Of course, if it were just scoring, that would be one thing. But Allen is also on pace to become just the ninth player in Duke history to lead the team in scoring and assists. He also leads the team in steals. He’s rebounding better than all but a handful of guards in Duke history. And his shooting percentages are solid – both from the field, the 3-point line and the foul line.

And Allen has had to accomplish those things while enduring an ESPN-orchestrated lynching that has made him the most hated player in college basketball (just a note, did you all notice the headline in the Boston Herald last week when Duke arrived in Providence: "Duke and the Hated Grayson Allen arrive in New England.").

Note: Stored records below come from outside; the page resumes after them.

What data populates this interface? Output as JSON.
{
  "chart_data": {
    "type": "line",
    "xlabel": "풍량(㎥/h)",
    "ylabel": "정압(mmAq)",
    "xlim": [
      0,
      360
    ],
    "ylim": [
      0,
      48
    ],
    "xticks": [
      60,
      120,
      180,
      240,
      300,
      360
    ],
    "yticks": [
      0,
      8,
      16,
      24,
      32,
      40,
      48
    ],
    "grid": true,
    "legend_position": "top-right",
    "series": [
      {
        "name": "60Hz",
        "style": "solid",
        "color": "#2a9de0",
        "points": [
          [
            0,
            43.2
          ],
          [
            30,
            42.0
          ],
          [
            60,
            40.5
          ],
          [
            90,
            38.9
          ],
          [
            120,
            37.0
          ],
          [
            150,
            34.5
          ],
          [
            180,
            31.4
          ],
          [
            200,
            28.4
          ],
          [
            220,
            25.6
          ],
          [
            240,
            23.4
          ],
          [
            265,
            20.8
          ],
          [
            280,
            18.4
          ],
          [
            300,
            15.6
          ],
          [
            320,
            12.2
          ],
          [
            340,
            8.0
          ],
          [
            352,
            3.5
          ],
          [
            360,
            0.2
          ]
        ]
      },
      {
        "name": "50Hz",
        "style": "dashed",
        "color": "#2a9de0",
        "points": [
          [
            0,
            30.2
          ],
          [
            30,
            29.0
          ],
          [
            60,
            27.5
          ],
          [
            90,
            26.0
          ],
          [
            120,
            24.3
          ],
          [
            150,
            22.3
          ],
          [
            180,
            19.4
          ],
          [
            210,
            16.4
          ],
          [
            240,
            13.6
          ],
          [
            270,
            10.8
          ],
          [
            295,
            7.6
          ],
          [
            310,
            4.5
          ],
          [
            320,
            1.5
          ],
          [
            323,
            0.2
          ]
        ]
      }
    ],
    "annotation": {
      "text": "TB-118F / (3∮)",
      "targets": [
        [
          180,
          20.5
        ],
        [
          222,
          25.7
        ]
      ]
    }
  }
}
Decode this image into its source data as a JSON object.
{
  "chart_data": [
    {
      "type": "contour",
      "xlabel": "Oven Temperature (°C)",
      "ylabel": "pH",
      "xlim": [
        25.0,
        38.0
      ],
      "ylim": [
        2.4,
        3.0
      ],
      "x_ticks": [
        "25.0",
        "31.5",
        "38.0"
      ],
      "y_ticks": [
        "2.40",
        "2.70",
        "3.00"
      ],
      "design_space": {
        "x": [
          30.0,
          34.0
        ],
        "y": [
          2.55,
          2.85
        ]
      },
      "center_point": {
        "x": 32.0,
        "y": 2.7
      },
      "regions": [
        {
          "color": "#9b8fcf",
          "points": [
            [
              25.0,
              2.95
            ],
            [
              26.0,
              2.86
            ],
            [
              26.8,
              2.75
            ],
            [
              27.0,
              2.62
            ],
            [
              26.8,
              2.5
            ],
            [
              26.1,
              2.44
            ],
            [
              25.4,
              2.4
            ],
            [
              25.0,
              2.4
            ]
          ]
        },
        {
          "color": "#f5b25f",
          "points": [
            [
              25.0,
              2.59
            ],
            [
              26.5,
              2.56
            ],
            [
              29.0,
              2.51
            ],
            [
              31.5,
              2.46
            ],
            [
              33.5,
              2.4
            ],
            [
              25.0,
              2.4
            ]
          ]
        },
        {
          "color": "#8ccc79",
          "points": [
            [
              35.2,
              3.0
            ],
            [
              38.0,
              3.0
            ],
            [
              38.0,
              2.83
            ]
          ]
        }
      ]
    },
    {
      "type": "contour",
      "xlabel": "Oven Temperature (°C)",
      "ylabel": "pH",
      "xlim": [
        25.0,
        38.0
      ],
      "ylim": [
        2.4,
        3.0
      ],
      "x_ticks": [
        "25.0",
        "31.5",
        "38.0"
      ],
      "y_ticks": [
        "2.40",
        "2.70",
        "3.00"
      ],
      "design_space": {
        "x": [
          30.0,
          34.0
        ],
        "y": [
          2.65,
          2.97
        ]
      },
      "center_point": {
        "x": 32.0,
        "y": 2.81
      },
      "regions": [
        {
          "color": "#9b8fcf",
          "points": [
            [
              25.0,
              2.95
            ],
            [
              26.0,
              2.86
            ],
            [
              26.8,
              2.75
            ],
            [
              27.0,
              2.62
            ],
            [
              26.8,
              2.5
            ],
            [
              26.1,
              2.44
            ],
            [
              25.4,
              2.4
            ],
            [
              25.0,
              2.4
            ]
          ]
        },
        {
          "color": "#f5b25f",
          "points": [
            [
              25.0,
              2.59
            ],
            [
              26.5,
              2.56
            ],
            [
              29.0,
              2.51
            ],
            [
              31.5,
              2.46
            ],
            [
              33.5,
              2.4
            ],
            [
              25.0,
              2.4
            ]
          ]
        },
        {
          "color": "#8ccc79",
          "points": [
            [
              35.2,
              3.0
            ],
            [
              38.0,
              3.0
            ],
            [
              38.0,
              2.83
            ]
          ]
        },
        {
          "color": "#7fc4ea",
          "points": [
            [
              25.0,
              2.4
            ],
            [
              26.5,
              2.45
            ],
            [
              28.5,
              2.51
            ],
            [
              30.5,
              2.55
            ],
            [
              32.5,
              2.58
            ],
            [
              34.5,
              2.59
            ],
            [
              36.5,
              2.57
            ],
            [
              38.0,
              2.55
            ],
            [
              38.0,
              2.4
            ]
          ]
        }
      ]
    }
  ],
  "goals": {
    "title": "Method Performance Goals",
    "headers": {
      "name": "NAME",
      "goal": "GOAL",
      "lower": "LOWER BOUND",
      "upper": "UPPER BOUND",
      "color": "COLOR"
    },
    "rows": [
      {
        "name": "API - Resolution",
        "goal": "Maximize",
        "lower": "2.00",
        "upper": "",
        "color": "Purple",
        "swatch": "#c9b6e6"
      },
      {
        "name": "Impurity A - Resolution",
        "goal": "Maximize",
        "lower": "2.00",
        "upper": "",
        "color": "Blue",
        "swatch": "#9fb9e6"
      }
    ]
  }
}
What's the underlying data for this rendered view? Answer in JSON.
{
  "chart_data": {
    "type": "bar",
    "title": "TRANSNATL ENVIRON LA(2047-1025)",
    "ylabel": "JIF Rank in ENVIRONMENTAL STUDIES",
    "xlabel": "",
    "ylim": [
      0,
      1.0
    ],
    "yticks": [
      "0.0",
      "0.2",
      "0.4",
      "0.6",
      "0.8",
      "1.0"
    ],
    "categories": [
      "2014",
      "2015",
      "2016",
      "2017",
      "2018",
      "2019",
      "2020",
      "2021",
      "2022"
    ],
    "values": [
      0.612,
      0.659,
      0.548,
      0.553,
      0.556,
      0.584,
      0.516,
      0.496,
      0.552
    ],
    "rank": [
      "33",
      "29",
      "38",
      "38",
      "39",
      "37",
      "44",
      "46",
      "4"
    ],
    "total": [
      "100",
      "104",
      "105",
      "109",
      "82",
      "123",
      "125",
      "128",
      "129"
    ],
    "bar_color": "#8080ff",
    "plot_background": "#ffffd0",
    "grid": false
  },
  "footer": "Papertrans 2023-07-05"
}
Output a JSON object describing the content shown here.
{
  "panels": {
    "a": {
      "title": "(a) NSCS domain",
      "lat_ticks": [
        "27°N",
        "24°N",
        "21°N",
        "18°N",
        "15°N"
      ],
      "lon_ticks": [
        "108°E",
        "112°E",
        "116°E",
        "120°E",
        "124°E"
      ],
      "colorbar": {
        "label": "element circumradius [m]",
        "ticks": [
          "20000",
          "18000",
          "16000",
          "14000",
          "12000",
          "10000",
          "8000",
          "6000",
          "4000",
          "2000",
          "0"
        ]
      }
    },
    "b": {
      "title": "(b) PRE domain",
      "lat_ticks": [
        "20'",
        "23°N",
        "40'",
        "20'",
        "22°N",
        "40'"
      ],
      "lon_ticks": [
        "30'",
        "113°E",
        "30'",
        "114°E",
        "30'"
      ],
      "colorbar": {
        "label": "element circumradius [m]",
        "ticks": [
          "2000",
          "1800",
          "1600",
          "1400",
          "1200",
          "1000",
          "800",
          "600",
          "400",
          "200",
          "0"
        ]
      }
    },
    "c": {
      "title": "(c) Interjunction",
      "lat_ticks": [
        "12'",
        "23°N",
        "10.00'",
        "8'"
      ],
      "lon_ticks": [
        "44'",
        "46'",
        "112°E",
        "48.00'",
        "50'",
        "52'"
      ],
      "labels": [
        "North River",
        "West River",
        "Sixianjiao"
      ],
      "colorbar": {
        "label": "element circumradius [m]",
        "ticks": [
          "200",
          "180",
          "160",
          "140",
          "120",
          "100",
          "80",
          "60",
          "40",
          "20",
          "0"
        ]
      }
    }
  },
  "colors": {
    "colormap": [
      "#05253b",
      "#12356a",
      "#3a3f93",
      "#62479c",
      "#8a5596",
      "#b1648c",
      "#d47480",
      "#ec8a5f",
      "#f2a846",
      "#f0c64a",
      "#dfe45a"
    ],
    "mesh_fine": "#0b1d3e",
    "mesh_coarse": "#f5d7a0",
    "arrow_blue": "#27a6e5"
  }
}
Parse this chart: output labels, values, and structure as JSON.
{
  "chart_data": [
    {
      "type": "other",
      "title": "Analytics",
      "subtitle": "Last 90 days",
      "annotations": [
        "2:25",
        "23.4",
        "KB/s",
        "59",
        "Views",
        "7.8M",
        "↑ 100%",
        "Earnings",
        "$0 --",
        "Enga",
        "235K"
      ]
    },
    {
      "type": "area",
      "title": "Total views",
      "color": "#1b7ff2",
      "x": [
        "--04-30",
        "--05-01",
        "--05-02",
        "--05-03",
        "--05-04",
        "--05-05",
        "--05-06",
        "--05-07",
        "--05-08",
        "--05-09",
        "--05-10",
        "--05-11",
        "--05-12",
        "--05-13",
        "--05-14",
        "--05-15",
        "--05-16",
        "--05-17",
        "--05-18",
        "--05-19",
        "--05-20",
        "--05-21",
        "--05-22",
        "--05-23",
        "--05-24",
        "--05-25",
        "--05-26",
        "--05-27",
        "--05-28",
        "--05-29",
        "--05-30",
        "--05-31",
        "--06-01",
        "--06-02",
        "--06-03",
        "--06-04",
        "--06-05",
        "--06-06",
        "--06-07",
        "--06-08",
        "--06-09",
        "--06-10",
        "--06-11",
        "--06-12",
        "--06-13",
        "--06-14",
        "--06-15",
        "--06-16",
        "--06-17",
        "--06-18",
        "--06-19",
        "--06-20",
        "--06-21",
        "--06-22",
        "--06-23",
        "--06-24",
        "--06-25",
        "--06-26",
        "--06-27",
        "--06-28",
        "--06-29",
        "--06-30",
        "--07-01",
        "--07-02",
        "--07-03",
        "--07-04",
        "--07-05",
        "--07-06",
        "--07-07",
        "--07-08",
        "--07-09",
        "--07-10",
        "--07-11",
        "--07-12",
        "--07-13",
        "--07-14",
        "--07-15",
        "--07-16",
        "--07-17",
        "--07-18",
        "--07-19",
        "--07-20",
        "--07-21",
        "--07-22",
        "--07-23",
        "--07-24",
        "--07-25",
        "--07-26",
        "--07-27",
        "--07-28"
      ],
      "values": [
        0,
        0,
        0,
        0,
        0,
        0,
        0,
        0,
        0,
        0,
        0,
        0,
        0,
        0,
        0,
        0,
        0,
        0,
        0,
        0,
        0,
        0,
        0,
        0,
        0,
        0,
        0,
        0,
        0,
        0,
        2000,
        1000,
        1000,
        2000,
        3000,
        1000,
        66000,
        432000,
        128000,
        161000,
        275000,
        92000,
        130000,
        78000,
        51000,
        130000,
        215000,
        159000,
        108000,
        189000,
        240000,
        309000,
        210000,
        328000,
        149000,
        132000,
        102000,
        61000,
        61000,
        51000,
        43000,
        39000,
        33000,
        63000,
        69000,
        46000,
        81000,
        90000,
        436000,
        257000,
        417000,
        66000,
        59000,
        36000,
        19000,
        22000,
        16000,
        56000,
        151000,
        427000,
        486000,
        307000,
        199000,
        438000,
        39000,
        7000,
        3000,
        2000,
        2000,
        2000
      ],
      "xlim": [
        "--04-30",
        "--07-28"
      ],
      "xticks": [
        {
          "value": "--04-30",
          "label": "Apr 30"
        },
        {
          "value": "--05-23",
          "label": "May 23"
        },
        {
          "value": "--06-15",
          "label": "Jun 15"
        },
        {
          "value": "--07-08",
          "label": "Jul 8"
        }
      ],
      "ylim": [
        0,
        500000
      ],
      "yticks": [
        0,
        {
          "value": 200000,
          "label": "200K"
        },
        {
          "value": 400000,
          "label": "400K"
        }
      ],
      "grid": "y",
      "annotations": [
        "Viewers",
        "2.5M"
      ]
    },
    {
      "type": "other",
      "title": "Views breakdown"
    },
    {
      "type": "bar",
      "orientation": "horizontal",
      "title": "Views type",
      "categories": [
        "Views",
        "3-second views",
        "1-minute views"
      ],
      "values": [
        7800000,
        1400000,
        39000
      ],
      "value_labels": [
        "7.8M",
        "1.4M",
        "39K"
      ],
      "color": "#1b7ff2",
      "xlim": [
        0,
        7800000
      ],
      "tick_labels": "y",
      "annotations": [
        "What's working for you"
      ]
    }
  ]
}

I’m not sure that Duke has had a pair of offensive players so potent since Heyman (another hated and abused Duke player) and Jeff Mullins in 1962-63. Oh there have been some great inside-out combos – J.J. Redick and Shelden Williams come to mind – and some other strong scoring combinations (Jason Williams and Shane Battier in 2001; Nolan Smith, Jon Scheyer and Kyle Singler in 2010) but can any of you remember two guys who can each create shots for themselves the way Ingram and Allen have been able to do?

You might also throw in Luke Kennard, whose freshman season has been overshadowed by Ingram’s brilliance and his own slow start as a shooter.

But don’t underestimate his freshman season – Kennard’s 11.8 ppg is a higher freshman number than such Duke greats as Grant Hill, Christian Laettner, Danny Ferry, Trajan Langdon or Mike Dunleavy. And, we’ve seen that he’s more than a pure scorer – he can also put the ball on the floor and create.

Indeed, the offensive skills of those three players – Allen, Ingram and Kennard – is the strength of this Duke team. If Jefferson was there to provide the rebounding help and interior defensive presence that this team lacks, there would be no limit to its potential.

But that’s not who this team is. Jefferson is not there and Coach K will have to keep playing with six players, plus a gradually increasing contribution from seventh man Chase Jeter. Will that be enough to win two more NCAA games in Anaheim and get this team to Houston?I don’t know the answer to that. But I do know that whatever happens later this week, this Duke team has been one of the special teams in the K era because of the problems and weaknesses it has overcome.

Sweet 16? 25 wins?

On the surface, not especially significant accomplishments for a Duke basketball team.

But in context, this Duke team has accomplished more than most Blue Devil squads.